The lj post that started it described a monograph on the history of research of inflorescence structure. I won't link it, it's in Russian anyway. It talked how plants are systems of "little integrity" - when you look at them, you see they have only a few easy-to-recognize building blocks, but the blocks themselves are very different case to case. And if one wants to build a system of kinship between cases, suddenly the space of block names explodes.
(The other person present at the meetup actually could not cope with it, he tried to imagine "a world without morphology", an evolution culling out the diversifying misfits - it was freakin' fascinating to watch. I saw the abyss between his engineering background and my observational one, *and I actually think now that "curiosity" means different things to the two of us*.)

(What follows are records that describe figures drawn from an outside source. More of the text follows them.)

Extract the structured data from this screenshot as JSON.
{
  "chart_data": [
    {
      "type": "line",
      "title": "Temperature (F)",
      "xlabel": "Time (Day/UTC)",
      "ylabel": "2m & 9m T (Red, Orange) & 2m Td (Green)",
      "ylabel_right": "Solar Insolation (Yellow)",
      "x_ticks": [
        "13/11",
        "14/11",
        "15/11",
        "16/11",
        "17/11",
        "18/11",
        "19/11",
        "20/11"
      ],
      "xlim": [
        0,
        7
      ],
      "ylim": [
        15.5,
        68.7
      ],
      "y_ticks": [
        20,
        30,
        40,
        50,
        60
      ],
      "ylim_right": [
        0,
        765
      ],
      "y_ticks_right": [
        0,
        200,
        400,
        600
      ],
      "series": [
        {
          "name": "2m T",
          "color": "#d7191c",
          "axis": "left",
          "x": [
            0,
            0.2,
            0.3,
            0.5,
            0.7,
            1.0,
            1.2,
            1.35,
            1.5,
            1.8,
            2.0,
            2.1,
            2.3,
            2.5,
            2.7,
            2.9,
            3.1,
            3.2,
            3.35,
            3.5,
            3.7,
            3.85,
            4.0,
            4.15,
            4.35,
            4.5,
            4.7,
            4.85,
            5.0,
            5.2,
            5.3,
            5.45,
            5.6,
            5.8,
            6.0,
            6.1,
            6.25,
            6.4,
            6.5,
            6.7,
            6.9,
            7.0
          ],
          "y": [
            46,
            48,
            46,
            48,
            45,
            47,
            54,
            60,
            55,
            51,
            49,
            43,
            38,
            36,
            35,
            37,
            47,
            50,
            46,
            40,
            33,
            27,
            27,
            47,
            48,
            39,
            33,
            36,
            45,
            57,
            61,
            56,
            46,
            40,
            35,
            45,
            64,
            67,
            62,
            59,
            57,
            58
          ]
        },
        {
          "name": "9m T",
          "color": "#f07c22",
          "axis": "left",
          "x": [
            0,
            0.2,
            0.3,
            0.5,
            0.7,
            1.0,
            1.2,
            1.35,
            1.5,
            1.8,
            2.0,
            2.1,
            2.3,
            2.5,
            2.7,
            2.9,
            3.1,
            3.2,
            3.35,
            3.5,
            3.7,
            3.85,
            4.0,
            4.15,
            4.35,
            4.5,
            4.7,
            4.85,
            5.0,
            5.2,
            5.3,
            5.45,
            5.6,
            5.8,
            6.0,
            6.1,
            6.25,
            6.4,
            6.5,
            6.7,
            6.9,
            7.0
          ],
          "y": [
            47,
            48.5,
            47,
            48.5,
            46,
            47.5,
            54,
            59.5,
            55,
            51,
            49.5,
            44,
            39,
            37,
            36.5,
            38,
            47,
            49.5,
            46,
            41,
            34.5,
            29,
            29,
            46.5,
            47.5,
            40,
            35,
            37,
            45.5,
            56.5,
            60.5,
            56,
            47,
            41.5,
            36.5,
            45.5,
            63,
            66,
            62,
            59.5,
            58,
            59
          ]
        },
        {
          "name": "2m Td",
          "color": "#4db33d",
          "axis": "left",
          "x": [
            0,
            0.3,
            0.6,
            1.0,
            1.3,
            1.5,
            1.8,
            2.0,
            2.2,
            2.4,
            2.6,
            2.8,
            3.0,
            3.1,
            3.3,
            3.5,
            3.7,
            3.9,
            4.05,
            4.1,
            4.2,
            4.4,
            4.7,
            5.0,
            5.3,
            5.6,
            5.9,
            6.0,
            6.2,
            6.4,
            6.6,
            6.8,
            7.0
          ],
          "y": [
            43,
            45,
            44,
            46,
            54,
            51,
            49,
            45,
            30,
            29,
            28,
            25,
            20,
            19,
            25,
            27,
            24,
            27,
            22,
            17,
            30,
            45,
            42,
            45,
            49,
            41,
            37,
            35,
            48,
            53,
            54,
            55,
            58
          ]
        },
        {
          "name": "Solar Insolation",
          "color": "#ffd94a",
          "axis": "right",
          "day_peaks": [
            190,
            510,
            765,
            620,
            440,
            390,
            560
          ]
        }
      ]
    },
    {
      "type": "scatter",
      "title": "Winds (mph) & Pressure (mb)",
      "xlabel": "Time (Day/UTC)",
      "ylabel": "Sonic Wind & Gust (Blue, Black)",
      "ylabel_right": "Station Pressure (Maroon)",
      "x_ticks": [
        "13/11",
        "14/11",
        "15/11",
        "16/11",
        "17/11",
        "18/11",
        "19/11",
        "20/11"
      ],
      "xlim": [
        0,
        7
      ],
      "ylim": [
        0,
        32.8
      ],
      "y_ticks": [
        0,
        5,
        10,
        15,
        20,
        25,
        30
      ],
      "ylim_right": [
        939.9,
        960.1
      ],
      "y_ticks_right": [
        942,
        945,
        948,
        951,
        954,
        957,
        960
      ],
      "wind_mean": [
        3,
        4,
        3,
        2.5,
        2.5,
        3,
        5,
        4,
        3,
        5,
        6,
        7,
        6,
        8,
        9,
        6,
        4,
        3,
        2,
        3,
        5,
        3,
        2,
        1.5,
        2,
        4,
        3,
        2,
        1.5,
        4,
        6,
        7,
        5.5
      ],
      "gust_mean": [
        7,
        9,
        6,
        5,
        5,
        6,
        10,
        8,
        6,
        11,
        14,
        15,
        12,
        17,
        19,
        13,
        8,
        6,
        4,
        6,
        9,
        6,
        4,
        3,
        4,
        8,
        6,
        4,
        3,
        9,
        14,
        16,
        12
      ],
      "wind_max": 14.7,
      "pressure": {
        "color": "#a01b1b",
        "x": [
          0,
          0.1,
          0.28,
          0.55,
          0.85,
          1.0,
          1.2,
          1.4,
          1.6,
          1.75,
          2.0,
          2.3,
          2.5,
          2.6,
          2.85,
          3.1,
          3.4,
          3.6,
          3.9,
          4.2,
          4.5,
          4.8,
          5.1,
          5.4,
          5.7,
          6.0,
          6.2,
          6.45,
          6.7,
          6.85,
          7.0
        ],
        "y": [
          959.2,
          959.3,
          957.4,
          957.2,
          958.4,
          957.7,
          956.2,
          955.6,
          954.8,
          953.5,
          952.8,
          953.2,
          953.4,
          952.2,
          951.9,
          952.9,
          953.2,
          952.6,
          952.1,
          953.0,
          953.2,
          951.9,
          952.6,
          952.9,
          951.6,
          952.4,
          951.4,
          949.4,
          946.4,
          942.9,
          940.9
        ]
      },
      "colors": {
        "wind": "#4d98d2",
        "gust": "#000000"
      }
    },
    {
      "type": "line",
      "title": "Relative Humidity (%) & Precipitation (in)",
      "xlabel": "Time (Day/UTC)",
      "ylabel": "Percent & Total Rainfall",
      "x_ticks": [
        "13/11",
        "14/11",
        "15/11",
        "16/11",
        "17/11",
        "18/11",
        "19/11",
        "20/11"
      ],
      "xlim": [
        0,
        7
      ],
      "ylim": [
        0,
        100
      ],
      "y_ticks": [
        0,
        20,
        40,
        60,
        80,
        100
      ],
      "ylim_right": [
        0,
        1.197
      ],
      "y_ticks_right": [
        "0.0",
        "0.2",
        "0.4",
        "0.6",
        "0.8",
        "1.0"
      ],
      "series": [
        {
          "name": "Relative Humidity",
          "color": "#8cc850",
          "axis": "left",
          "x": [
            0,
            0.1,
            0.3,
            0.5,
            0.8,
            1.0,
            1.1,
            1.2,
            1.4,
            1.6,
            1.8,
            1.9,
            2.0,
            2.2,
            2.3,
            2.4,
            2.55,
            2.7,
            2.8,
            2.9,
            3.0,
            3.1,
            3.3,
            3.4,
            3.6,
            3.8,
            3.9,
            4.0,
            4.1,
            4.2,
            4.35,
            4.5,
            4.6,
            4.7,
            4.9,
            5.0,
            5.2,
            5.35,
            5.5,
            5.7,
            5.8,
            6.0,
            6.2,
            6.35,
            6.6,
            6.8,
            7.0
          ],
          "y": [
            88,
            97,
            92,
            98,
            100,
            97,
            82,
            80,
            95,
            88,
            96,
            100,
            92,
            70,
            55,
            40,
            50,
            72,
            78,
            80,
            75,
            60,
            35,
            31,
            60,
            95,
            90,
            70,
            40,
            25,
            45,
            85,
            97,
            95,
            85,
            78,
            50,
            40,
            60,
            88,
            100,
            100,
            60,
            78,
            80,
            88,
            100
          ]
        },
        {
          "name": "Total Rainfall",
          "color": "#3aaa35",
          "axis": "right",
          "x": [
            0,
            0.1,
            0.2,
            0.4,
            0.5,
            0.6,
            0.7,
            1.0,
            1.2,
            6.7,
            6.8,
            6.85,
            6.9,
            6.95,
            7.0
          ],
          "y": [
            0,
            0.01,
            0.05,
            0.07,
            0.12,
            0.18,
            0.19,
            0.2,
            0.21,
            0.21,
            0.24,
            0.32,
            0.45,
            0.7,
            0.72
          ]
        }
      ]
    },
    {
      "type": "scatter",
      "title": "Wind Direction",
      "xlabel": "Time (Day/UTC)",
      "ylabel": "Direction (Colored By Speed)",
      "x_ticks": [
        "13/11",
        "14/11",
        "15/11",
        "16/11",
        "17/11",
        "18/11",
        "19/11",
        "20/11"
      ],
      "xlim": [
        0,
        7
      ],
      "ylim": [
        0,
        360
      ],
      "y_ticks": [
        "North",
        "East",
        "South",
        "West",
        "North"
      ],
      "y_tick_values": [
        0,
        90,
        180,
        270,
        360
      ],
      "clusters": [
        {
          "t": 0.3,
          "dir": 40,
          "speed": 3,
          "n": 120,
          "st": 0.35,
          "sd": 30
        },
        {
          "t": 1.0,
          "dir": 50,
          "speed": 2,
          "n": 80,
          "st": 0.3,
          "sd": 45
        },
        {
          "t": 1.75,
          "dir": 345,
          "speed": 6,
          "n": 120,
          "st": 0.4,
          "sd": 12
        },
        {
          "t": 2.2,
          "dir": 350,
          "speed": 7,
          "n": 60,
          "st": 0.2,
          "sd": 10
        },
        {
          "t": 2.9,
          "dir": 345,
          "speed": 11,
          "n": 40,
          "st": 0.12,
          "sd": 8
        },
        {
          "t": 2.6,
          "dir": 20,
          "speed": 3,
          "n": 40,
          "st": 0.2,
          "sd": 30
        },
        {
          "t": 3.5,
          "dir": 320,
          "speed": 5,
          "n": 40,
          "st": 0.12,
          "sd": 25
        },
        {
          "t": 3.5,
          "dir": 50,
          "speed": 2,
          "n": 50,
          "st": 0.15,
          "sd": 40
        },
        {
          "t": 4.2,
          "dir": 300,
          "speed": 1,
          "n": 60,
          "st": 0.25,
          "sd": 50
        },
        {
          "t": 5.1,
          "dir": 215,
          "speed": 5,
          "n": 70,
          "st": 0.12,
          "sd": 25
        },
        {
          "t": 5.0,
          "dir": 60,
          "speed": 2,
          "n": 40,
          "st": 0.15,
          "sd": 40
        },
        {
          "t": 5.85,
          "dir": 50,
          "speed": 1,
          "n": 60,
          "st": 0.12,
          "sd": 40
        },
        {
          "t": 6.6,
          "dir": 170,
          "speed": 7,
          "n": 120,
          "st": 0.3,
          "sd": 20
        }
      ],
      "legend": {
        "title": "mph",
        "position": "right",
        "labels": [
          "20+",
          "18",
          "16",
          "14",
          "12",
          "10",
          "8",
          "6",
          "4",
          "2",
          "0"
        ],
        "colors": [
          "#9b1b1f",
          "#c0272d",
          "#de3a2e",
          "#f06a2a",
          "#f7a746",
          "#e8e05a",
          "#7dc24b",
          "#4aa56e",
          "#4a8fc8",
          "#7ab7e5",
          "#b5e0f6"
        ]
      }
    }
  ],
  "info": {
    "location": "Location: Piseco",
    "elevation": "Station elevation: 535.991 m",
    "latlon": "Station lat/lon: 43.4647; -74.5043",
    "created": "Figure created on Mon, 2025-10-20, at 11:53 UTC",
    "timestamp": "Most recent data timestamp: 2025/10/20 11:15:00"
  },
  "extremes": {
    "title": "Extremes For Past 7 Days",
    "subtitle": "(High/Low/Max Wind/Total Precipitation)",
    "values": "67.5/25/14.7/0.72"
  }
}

It turns out that what people had used to describe as a block, falls apart into several neat categories that only superficially resemble each other, due to convergent evolution of plants or microscopy milestones or *something*. History of morphology reconstructs the gradual focusing of thought on how plants are really built on the inside and outside, and how we kind of feel where current names don't fit already. According to that lj post, social sciences have yet to reach this point, but clearly they, too, deal with systems of little integrity, where one has to invent names for the many real, and not the visible blocks. The lj post advised social scientists to read up on the already covered grounds of plant morphology, to gauge the depth of what they would have to do (my paraphrase).
And this is how I think about "rationality techniques", too; that they are going to fall apart into different clusters, and the engineering-inclined people would want to try to glue them back. Intellectual activity, if it employs specific techniques, should be able to destruct-test them, to arrive at new and better blocks, which is easier to do if I am not at the same moment building something bigger with the old ones.